Il primo errore dei ladri (sono Alexandru Cosmin Alpos, 37 anni, Lucian Talpos, 40 anni, Valer Mihai Vasilescu, 47 anni) è stato certamente quello di prendere un’auto in leasing, quindi dotata di un geolocalizzatore: una volta individuata la targa grazie alle telecamere di sorveglianza è stato possibile ricostruirne tutto il percorso, prima e dopo il colpo. E addirittura gli indirizzi dei rapinatori che sono stati perquisiti il 20 novembre.
Le telecamere di sorveglianza appunto sono state la chiave di volta delle indagini, sia quelle interne alla gioielleria, sia quelle sulle strade limitrofe che hanno consentito di scandire temporalmente ogni momento del furto, dal sopralluogo precedenze, al momento dell’azione fino alla fuga dalla scena del crimine. Il furto, come noto, era stato programmato nel momento della pausa pranzo della gioielleria tra le 12.15 e le 15, quando i titolari, come ogni giorno chiudevano la saracinesca e inserivano l’allarme.

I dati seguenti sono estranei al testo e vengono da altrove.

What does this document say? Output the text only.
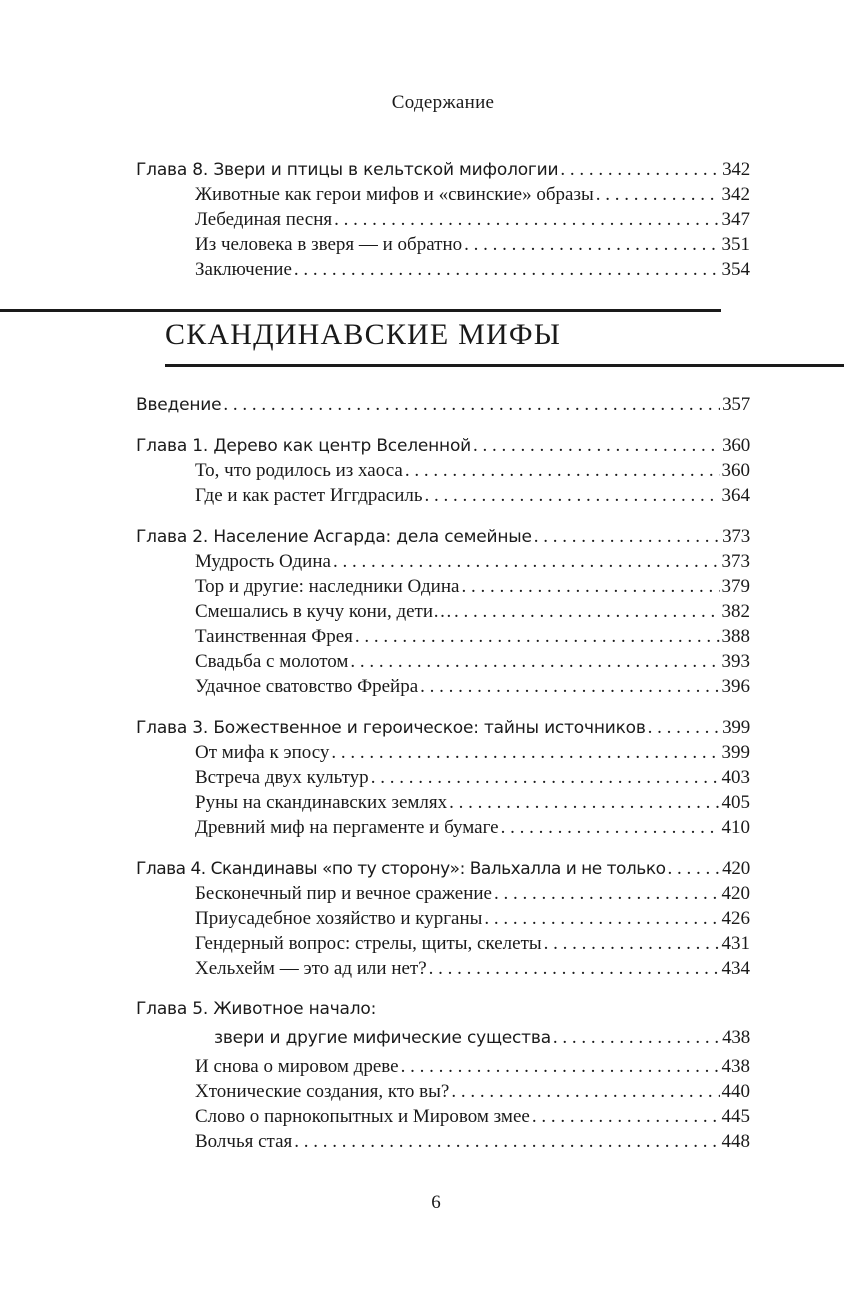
Содержание
Глава 8. Звери и птицы в кельтской мифологии . . .	342
Животные как герои мифов и «свинские» образы . . .	342
Лебединая песня . . .	347
Из человека в зверя — и обратно . . .	351
Заключение . . .	354
СКАНДИНАВСКИЕ МИФЫ
Введение . . .	357
Глава 1. Дерево как центр Вселенной . . .	360
То, что родилось из хаоса . . .	360
Где и как растет Иггдрасиль . . .	364
Глава 2. Население Асгарда: дела семейные . . .	373
Мудрость Одина . . .	373
Тор и другие: наследники Одина . . .	379
Смешались в кучу кони, дети… . . .	382
Таинственная Фрея . . .	388
Свадьба с молотом . . .	393
Удачное сватовство Фрейра . . .	396
Глава 3. Божественное и героическое: тайны источников . . .	399
От мифа к эпосу . . .	399
Встреча двух культур . . .	403
Руны на скандинавских землях . . .	405
Древний миф на пергаменте и бумаге . . .	410
Глава 4. Скандинавы «по ту сторону»: Вальхалла и не только . . .	420
Бесконечный пир и вечное сражение . . .	420
Приусадебное хозяйство и курганы . . .	426
Гендерный вопрос: стрелы, щиты, скелеты . . .	431
Хельхейм — это ад или нет? . . .	434
Глава 5. Животное начало:
звери и другие мифические существа . . .	438
И снова о мировом древе . . .	438
Хтонические создания, кто вы? . . .	440
Слово о парнокопытных и Мировом змее . . .	445
Волчья стая . . .	448
6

In base a quanto ricostruito dalle telecamere della via i ladri si sono introdotti nel locale adiacente alle 12.42 e solo alle 13.19 le telecamere della gioielleria ne riprendono due che spostano un armadio e si dirigono verso una vetrina di gioielli, l’unica sprovvista di fotocellula (in caso contrario sarebbe suonato l’allarme) e prelevato tutto quello che c’è dentro, poi si rispostano verso sinistra.
Il che significa che ci hanno messo oltre 30 minuti a fare il buco di circa un metro da cui sono entrati gattonando. Poi sono usciti dallo stesso buco, con un borsone pieno e sono tornati all’auto, una lancia Y in leasing appunto. Hanno girato per Genova fino a sera e poi sono ripartiti per Torino dove tutti e tre abitano.
Al momento delle perquisizioni sono stati trovati i vestiti indossati durante il colpo e soprattutto una piccola parte della refurtiva – sopratutto orologi e bracciali, che avevano deciso di non rivendere e tenere per sé.
I due che hanno risposto alle domande dei militari al momento della perquisizione hanno ammesso i fatti ma hanno raccontato che “il buco c’era già” e sarebbero passati dalla saracinesca principale che hanno solo dovuto alzare senza che fosse inserito alcun allarme. Ma le loro dichiarazioni sono state smentite dalle indagini dei carabinieri. Il tentativo probabilmente era quello di provare a far decadere l’aggravante del furto data dalla ‘violenza sulle cose’, ma la ricostruzione fornita non è apparsa credibile alla giudice, secondo la quale “le modalità del fatto, la preparazione che lo ha con ogni probabilità, preceduto, la trasferta dal Torinese sino a Genova, la tipologia ed il valore della merce sottratta, sono tutti fattori indicativi di una qualificata pericolosità sociale” e visti anche i precedenti dei tre l’unica misura che può prevenire la reiterazione del reato è secondo la gip proprio il carcere.
Uno di loro quando i carabinieri sono arrivati per perquisire la sua abitazione ha detto: “Ah, siete venuti per Genova? Potevate dirlo subito“.